Here, a small PyTorch example is the clearest option. This is training code, and Python keeps the mechanics visible.

import torch
import torch.nn as nn

class Encoder(nn.Module):
    def __init__(self, d_in=784, d_hidden=256, d_latent=2):
        super().__init__()
        self.net = nn.Sequential(
            nn.Linear(d_in, d_hidden),
            nn.ReLU(),
        )
        self.mu = nn.Linear(d_hidden, d_latent)
        self.logvar = nn.Linear(d_hidden, d_latent)

    def forward(self, x):
        h = self.net(x)
        return self.mu(h), self.logvar(h)

class Decoder(nn.Module):
    def __init__(self, d_latent=2, d_hidden=256, d_out=784):
        super().__init__()
        self.net = nn.Sequential(
            nn.Linear(d_latent, d_hidden),
            nn.ReLU(),
            nn.Linear(d_hidden, d_out),
            nn.Sigmoid(),
        )

    def forward(self, z):
        return self.net(z)

def reparameterize(mu, logvar):
    std = torch.exp(0.5 * logvar)
    eps = torch.randn_like(std)
    return mu + std * eps

That reparameterize function contains the key step.

The objective

The training objective is often written as an evidence lower bound, or ELBO:

\mathcal{L}(x)= E_{q(z\mid x)}[\log p(x\mid z)] -D_{\mathrm{KL}}(q(z\mid x)\,\|\,p(z)).

It is a lower bound because $\mathcal{L}(x) \le \log p(x)$ . Maximizing it both raises a tractable objective for the generative model and improves the approximate posterior used to compute that objective.

The formula is doing two jobs:

Reconstruct the input well.
Keep the approximate posterior close to the chosen prior.

If the reconstruction term dominates, the approximate posterior can drift into regions that are hard to reach from the prior.
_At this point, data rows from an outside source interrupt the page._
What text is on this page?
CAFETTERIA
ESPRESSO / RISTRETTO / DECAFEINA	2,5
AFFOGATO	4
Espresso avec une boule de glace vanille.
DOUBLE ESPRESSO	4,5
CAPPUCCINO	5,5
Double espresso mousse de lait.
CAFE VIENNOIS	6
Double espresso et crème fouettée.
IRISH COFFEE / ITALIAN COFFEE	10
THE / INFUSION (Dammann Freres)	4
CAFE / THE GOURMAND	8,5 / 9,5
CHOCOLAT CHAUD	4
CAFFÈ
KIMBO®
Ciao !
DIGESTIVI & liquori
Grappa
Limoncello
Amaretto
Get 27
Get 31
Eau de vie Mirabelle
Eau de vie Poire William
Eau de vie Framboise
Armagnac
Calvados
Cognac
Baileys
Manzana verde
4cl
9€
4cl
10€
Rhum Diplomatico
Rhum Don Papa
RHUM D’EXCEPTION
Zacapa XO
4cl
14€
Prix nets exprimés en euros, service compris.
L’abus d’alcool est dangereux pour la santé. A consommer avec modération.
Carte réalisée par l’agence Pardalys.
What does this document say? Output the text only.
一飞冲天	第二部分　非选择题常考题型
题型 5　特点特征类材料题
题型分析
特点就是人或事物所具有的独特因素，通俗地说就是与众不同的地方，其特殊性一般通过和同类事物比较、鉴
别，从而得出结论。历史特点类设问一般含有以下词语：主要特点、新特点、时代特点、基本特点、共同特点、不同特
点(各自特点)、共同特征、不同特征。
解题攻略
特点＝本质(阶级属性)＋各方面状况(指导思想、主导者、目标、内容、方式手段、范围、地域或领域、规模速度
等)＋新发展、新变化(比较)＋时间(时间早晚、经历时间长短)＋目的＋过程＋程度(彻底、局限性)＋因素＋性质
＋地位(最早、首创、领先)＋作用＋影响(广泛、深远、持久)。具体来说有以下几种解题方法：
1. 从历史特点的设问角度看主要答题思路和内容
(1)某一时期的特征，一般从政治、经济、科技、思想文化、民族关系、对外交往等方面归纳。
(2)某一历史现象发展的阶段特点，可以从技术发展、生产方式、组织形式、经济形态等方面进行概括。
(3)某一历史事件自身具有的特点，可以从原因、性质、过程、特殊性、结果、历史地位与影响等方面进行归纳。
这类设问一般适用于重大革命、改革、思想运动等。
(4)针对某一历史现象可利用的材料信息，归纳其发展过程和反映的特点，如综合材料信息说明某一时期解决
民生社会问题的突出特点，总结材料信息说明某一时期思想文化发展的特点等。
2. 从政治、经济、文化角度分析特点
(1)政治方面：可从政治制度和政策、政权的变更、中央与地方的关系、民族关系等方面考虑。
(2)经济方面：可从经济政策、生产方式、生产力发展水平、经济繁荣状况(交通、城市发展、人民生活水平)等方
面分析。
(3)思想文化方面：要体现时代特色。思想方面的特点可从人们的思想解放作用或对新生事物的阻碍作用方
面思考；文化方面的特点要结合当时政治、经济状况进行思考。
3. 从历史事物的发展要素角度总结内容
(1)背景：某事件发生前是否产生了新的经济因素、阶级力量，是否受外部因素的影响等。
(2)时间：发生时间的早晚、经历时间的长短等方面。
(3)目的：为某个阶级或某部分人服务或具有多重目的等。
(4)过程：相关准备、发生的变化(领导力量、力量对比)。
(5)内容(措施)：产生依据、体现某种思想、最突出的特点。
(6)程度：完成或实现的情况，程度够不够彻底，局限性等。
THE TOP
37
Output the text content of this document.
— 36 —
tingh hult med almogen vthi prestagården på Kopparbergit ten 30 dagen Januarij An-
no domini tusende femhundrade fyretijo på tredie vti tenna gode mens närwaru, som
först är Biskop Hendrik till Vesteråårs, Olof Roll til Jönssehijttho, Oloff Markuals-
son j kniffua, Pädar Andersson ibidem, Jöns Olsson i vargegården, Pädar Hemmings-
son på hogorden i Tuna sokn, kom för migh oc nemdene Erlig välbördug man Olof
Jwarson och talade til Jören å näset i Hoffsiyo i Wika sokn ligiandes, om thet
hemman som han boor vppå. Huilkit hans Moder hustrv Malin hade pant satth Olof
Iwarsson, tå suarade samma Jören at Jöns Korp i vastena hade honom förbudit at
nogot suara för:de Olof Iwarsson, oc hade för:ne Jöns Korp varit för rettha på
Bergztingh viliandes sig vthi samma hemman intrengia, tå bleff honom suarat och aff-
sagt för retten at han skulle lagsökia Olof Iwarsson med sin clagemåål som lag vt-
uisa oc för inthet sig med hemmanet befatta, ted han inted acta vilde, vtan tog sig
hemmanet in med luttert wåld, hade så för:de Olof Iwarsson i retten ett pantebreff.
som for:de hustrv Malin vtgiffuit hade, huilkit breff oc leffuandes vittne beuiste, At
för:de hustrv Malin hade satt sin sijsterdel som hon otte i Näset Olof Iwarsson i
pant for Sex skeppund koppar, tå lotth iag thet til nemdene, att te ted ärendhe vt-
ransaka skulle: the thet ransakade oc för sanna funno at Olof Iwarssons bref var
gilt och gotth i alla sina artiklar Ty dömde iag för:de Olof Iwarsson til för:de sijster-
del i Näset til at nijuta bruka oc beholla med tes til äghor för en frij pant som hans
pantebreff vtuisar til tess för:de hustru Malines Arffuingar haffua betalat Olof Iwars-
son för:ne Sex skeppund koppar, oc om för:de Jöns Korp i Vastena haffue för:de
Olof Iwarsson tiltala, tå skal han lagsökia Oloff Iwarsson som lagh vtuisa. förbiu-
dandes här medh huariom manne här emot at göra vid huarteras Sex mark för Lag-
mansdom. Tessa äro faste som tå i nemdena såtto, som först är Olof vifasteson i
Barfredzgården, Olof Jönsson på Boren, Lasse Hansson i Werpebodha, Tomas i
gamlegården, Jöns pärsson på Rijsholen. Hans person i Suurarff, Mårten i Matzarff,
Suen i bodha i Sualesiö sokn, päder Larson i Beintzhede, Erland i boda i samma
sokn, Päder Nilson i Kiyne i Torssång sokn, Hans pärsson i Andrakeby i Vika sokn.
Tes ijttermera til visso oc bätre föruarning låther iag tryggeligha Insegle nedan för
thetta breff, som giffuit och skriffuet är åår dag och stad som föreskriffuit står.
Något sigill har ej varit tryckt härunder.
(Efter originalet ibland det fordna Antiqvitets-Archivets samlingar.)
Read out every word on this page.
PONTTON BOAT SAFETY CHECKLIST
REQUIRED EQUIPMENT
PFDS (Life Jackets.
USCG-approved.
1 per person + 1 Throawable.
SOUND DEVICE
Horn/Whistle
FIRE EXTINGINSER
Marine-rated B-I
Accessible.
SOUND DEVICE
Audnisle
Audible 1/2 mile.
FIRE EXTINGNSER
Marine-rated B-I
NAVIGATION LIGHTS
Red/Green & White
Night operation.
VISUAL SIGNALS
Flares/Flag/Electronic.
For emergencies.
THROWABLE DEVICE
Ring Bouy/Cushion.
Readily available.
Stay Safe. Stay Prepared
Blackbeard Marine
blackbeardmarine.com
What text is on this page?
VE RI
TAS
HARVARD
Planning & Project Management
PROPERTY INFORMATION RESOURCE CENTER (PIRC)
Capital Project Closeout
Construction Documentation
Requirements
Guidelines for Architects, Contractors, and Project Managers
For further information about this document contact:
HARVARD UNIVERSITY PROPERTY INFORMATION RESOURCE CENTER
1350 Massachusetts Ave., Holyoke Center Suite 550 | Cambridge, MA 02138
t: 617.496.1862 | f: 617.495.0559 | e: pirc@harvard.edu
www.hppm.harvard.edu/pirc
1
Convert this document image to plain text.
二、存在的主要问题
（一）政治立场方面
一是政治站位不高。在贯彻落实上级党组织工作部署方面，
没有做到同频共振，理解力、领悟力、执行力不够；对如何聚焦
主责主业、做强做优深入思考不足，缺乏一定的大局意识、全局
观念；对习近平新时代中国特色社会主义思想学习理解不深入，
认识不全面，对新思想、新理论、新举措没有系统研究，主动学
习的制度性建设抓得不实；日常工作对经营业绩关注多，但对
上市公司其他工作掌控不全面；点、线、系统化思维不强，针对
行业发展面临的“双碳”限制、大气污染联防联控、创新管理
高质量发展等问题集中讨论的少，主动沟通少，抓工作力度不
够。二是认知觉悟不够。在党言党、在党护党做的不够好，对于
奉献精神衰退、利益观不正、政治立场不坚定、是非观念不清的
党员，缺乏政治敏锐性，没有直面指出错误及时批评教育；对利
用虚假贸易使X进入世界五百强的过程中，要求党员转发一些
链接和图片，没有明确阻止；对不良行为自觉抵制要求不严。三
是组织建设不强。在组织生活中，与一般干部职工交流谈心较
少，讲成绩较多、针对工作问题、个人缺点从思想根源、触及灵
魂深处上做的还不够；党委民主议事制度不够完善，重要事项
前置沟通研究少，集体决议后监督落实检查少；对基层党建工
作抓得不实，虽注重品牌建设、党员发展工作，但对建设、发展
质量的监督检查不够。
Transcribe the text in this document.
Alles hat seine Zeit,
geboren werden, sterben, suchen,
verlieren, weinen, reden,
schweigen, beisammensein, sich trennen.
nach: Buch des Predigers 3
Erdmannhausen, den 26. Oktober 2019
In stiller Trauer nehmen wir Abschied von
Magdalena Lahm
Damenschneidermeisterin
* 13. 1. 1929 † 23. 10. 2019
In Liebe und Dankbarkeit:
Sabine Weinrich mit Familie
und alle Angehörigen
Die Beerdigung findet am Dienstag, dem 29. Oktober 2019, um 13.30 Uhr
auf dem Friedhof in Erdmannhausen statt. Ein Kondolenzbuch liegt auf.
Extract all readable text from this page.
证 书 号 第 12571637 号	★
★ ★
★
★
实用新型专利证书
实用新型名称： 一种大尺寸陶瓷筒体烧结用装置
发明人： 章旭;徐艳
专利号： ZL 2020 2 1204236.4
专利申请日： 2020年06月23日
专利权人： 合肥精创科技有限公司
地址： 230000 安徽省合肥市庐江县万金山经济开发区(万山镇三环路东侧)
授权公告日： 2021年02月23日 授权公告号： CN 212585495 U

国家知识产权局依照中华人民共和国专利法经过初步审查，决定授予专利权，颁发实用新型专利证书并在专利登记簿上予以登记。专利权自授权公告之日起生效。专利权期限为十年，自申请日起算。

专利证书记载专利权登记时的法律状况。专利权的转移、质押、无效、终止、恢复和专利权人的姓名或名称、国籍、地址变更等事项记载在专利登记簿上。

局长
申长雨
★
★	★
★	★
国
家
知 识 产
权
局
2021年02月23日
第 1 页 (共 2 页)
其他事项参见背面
If the KL term dominates, the decoder may ignore $z$ and the approximate posterior may collapse toward the prior. The objective exposes the tension; it does not balance the two automatically.

A VAE gives generation an explicit starting distribution, but its guarantees are probabilistic and objective-dependent, not cartographic. The map metaphor helps only while I remember that the loss, not the diagram, defines the territory.